O que bispa Budde e Nikolas Ferreira têm em comum? – 28/01/2025 – Cotidiano

Nos últimos dias, com a posse de Donald Trump, vimos como a república americana, mesmo sem ter uma religião oficial, é profundamente religiosa. Dois eventos envolvendo mulheres e profecias chamaram a atenção, cada um por razões distintas, em meio às cerimônias do novo mandato de Trump.

A primeira profecia veio da bispa Mariann Edgar Budde, que exortou o recém-eleito presidente dos Estados Unidos ao arrependimento. Ela pediu compaixão pelos imigrantes e pela comunidade LGBTQIA+. Trump reagiu com desprezo, criticando o sermão da bispa como “sem inteligência” e exigindo um pedido de desculpas públicas.

A segunda profecia envolve o deputado federal Nikolas Ferreira (PL-MG). Em um vídeo que circulou muito entre evangélicos brasileiros, ele aparece com a ativista política e reverenda Eve Nunez, que o presenteia com um convite para o Baile de Celebração da posse de Trump.

A reverenda o abençoa e o encoraja a continuar na política. Em seguida, outra mulher faz uma profecia mais específica: Nikolas se tornaria presidente do Brasil.

Embora diferentes, os dois casos são tratados como profecias. Para um cristão, profecia quer dizer “uma palavra direta de Deus”. O tipo mais conhecido em alguns círculos evangélicos é aquele que revela acontecimentos futuros. Contudo, na Bíblia, essa é apenas uma das formas de profetizar, e nem é a mais importante.

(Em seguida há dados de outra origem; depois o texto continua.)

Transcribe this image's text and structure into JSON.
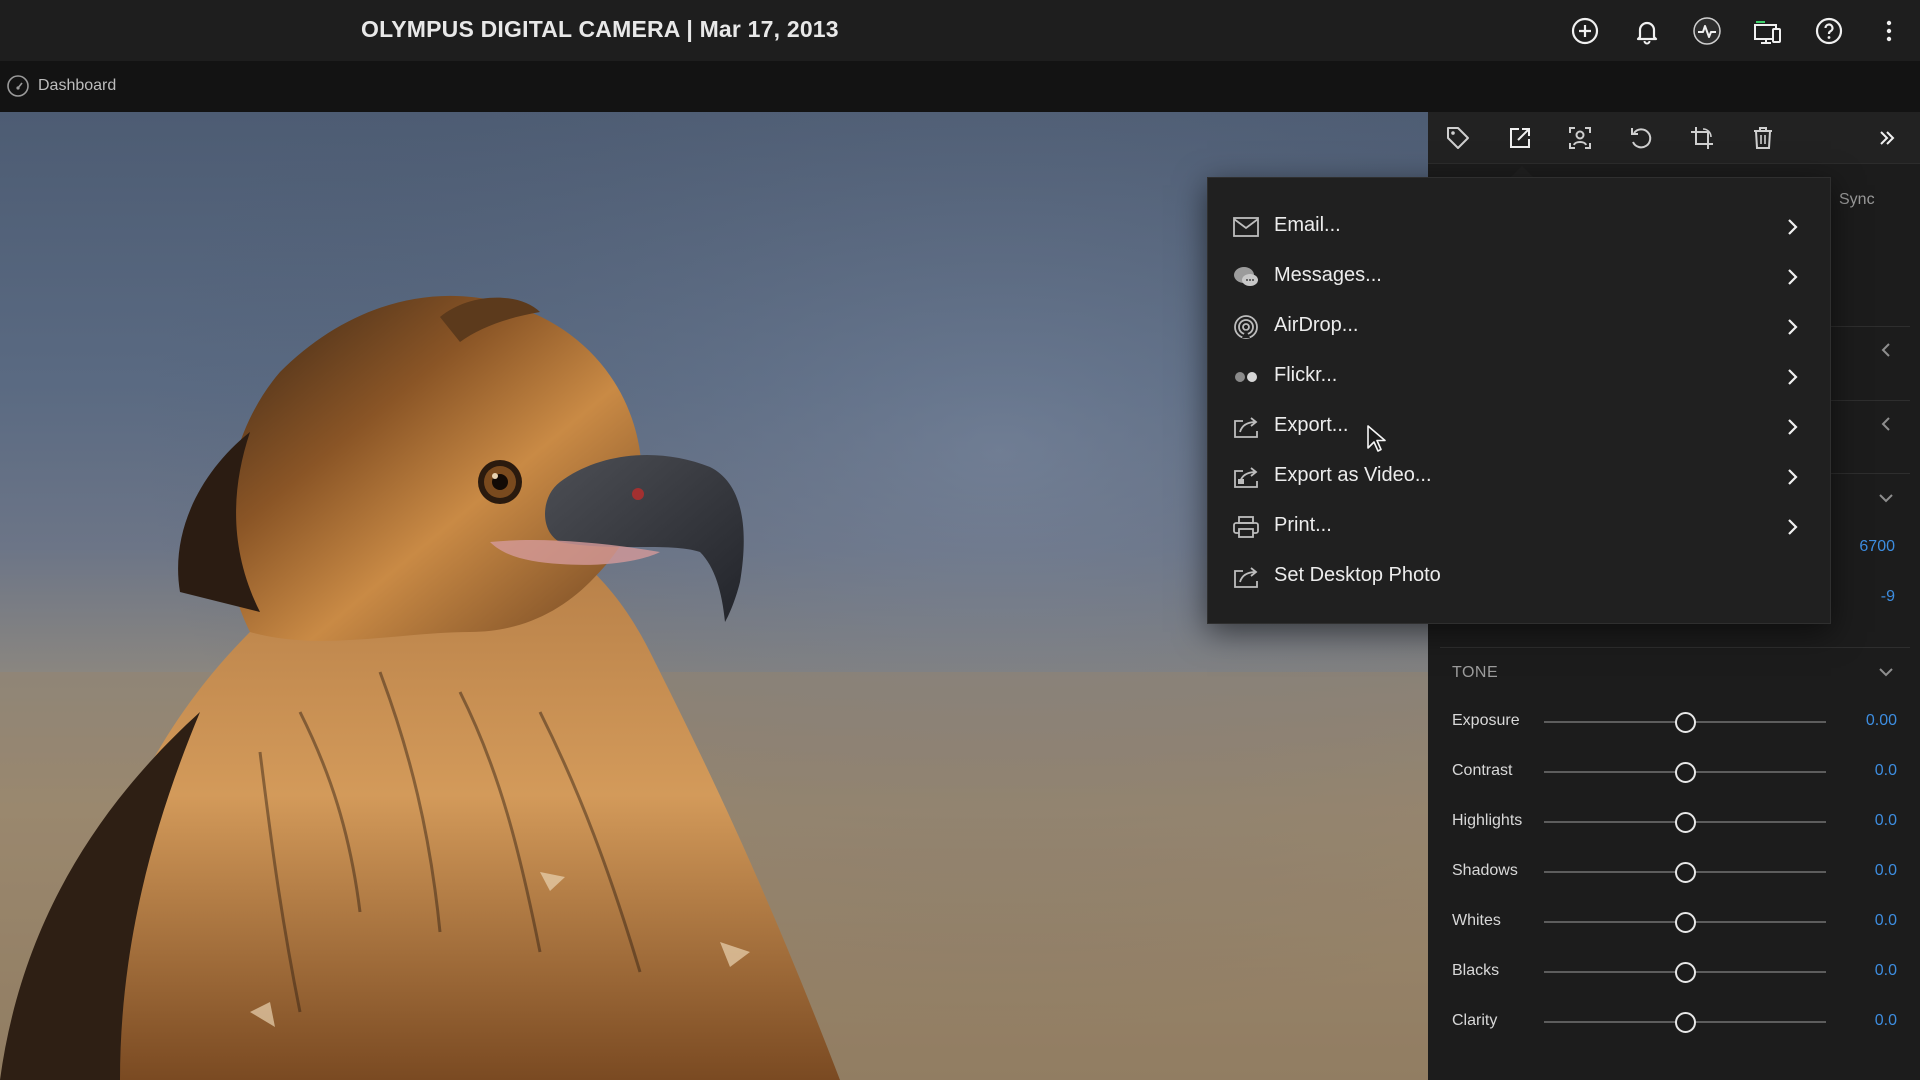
{
  "app": {
    "title": "OLYMPUS DIGITAL CAMERA | Mar 17, 2013",
    "breadcrumb": "Dashboard"
  },
  "topbar": {
    "icons": [
      "add-circle-icon",
      "bell-icon",
      "activity-icon",
      "devices-icon",
      "help-icon",
      "more-vertical-icon"
    ]
  },
  "panel": {
    "toolbar_icons": [
      "tag-icon",
      "share-icon",
      "people-icon",
      "rotate-icon",
      "crop-icon",
      "trash-icon",
      "collapse-icon"
    ],
    "sync_label": "Sync",
    "temp_value": "6700",
    "tint_value": "-9",
    "tone": {
      "header": "TONE",
      "sliders": [
        {
          "label": "Exposure",
          "value": "0.00",
          "level": 0.5
        },
        {
          "label": "Contrast",
          "value": "0.0",
          "level": 0.5
        },
        {
          "label": "Highlights",
          "value": "0.0",
          "level": 0.5
        },
        {
          "label": "Shadows",
          "value": "0.0",
          "level": 0.5
        },
        {
          "label": "Whites",
          "value": "0.0",
          "level": 0.5
        },
        {
          "label": "Blacks",
          "value": "0.0",
          "level": 0.5
        },
        {
          "label": "Clarity",
          "value": "0.0",
          "level": 0.5
        }
      ]
    }
  },
  "share_menu": {
    "items": [
      {
        "label": "Email...",
        "icon": "envelope-icon",
        "has_submenu": true
      },
      {
        "label": "Messages...",
        "icon": "messages-icon",
        "has_submenu": true
      },
      {
        "label": "AirDrop...",
        "icon": "airdrop-icon",
        "has_submenu": true
      },
      {
        "label": "Flickr...",
        "icon": "flickr-icon",
        "has_submenu": true
      },
      {
        "label": "Export...",
        "icon": "export-icon",
        "has_submenu": true
      },
      {
        "label": "Export as Video...",
        "icon": "export-video-icon",
        "has_submenu": true
      },
      {
        "label": "Print...",
        "icon": "printer-icon",
        "has_submenu": true
      },
      {
        "label": "Set Desktop Photo",
        "icon": "desktop-photo-icon",
        "has_submenu": false
      }
    ]
  },
  "colors": {
    "accent": "#3d8de0",
    "topbar_bg": "#1e1e1e",
    "panel_bg": "#1c1c1c",
    "menu_bg": "#202020"
  }
}
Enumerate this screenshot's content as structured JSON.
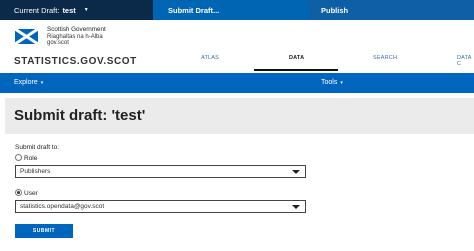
{
  "topbar": {
    "current_draft_label": "Current Draft:",
    "current_draft_value": "test",
    "submit_draft": "Submit Draft...",
    "publish": "Publish"
  },
  "gov": {
    "line1": "Scottish Government",
    "line2": "Riaghaltas na h-Alba",
    "line3": "gov.scot"
  },
  "brand": "STATISTICS.GOV.SCOT",
  "nav": {
    "atlas": "ATLAS",
    "data": "DATA",
    "search": "SEARCH",
    "data_cube": "DATA C"
  },
  "subbar": {
    "explore": "Explore",
    "tools": "Tools"
  },
  "page_title": "Submit draft: 'test'",
  "form": {
    "submit_to_label": "Submit draft to:",
    "role_label": "Role",
    "role_value": "Publishers",
    "user_label": "User",
    "user_value": "statistics.opendata@gov.scot",
    "submit_button": "SUBMIT"
  },
  "colors": {
    "primary_blue": "#0065bd",
    "draft_dark": "#0b2a4a"
  }
}
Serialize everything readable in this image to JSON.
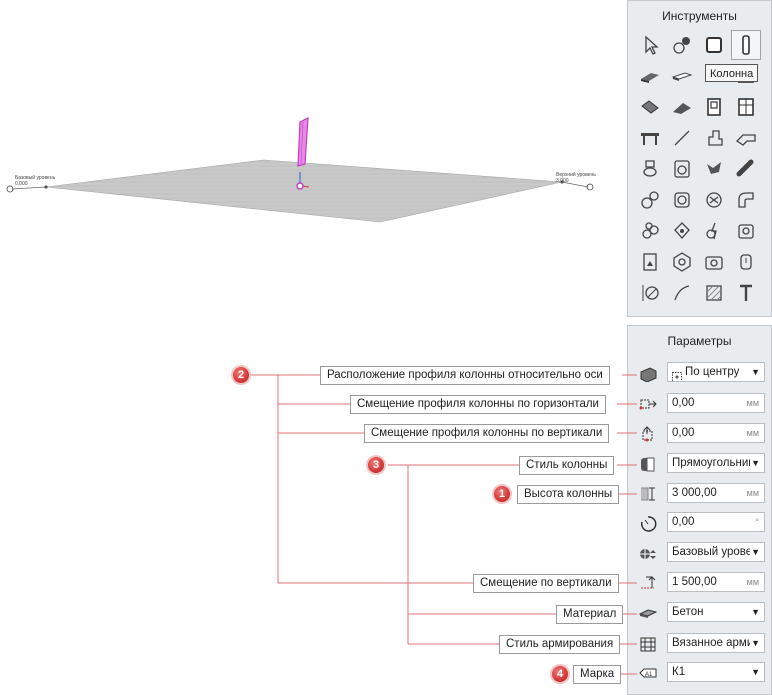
{
  "tools_panel": {
    "title": "Инструменты",
    "tooltip": "Колонна",
    "tools": [
      "select-arrow-icon",
      "shapes-icon",
      "wall-icon",
      "column-icon",
      "slab-icon",
      "beam-icon",
      "foundation-icon",
      "stair-icon",
      "roof-icon",
      "ramp-icon",
      "door-icon",
      "window-icon",
      "railing-icon",
      "line-icon",
      "equipment-icon",
      "duct-icon",
      "sanitary-icon",
      "washer-icon",
      "pipe-fitting-icon",
      "pipe-icon",
      "hydrant-icon",
      "fan-icon",
      "valve-icon",
      "duct-elbow-icon",
      "pump-icon",
      "lamp-icon",
      "electric-icon",
      "socket-icon",
      "panel-icon",
      "sensor-icon",
      "camera-icon",
      "switch-icon",
      "dimension-icon",
      "curve-icon",
      "hatch-icon",
      "text-icon"
    ]
  },
  "params_panel": {
    "title": "Параметры",
    "rows": [
      {
        "icon": "profile-placement-icon",
        "value": "По центру",
        "unit": "",
        "dropdown": true
      },
      {
        "icon": "horizontal-offset-icon",
        "value": "0,00",
        "unit": "мм",
        "dropdown": false
      },
      {
        "icon": "vertical-offset-icon",
        "value": "0,00",
        "unit": "мм",
        "dropdown": false
      },
      {
        "icon": "column-style-icon",
        "value": "Прямоугольник",
        "unit": "",
        "dropdown": true
      },
      {
        "icon": "column-height-icon",
        "value": "3 000,00",
        "unit": "мм",
        "dropdown": false
      },
      {
        "icon": "rotation-icon",
        "value": "0,00",
        "unit": "°",
        "dropdown": false
      },
      {
        "icon": "base-level-icon",
        "value": "Базовый уровень",
        "unit": "",
        "dropdown": true
      },
      {
        "icon": "elevation-offset-icon",
        "value": "1 500,00",
        "unit": "мм",
        "dropdown": false
      },
      {
        "icon": "material-icon",
        "value": "Бетон",
        "unit": "",
        "dropdown": true
      },
      {
        "icon": "reinforcement-icon",
        "value": "Вязанное армирование",
        "unit": "",
        "dropdown": true
      },
      {
        "icon": "mark-icon",
        "value": "К1",
        "unit": "",
        "dropdown": true
      }
    ]
  },
  "annotations": {
    "profile_placement": "Расположение профиля колонны относительно оси",
    "horizontal_offset": "Смещение профиля колонны по горизонтали",
    "vertical_offset": "Смещение профиля колонны по вертикали",
    "column_style": "Стиль колонны",
    "column_height": "Высота колонны",
    "elevation_offset": "Смещение по вертикали",
    "material": "Материал",
    "reinforcement_style": "Стиль армирования",
    "mark": "Марка"
  },
  "badges": {
    "b1": "1",
    "b2": "2",
    "b3": "3",
    "b4": "4"
  },
  "viewport": {
    "left_level_label": "Базовый уровень",
    "left_level_value": "0,000",
    "right_level_label": "Верхний уровень",
    "right_level_value": "3,000"
  },
  "colors": {
    "accent": "#d33838",
    "column": "#e04ee0",
    "leader": "#e07070"
  }
}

Profecias políticas, como a recebida por Nikolas, têm se tornado frequentes nos últimos anos, tanto nos Estados Unidos quanto no Brasil. Exemplos incluem as profecias sobre a reeleição de Trump em 2020, de Bolsonaro em 2022 ou, anteriormente, a eleição de Marina Silva em 2014. Nenhuma delas se concretizou.

Isso invalida a prática de profecias sobre o futuro na fé cristã? No livro de Deuteronômio (18:22), Deus orienta o povo a discernir: se uma profecia não se cumpre, não foi Deus quem falou, e o conselho é para ignorá-la.

Diversos profetas bíblicos, como Isaías e João Batista, usaram suas palavras para confrontar governantes corruptos e chamar ao arrependimento, especialmente em relação à opressão dos mais vulneráveis (Isaías 1:4; 5:8; Lucas 3:14).

A bispa Budde, seguindo essa tradição, pediu que o presidente reconsiderasse políticas que aumentarão o sofrimento dos desfavorecidos. Ao confrontar o presidente, ela enfrenta possíveis consequências, assim como os profetas bíblicos que desafiavam reis sem se preocupar com sua reputação.

Em contraste, a profecia direcionada a Nikolas Ferreira parece mais conveniente politicamente do que espiritualmente. Em vez de confrontar o poder, ela enalteceu um político e produziu aplausos. Nas redes sociais, seus apoiadores torcem pelo cumprimento dessa previsão.

Movimentos cristãos, tanto no Brasil quanto nos Estados Unidos, frequentemente ignoram a gravidade de falar em nome de Deus. Como mostram as experiências recentes, é prudente julgar profecias com base nas escrituras e na coerência de seu propósito. Afinal, o uso irresponsável dessas palavras pode transformar o que deveria ser sagrado em ferramenta de poder e manipulação.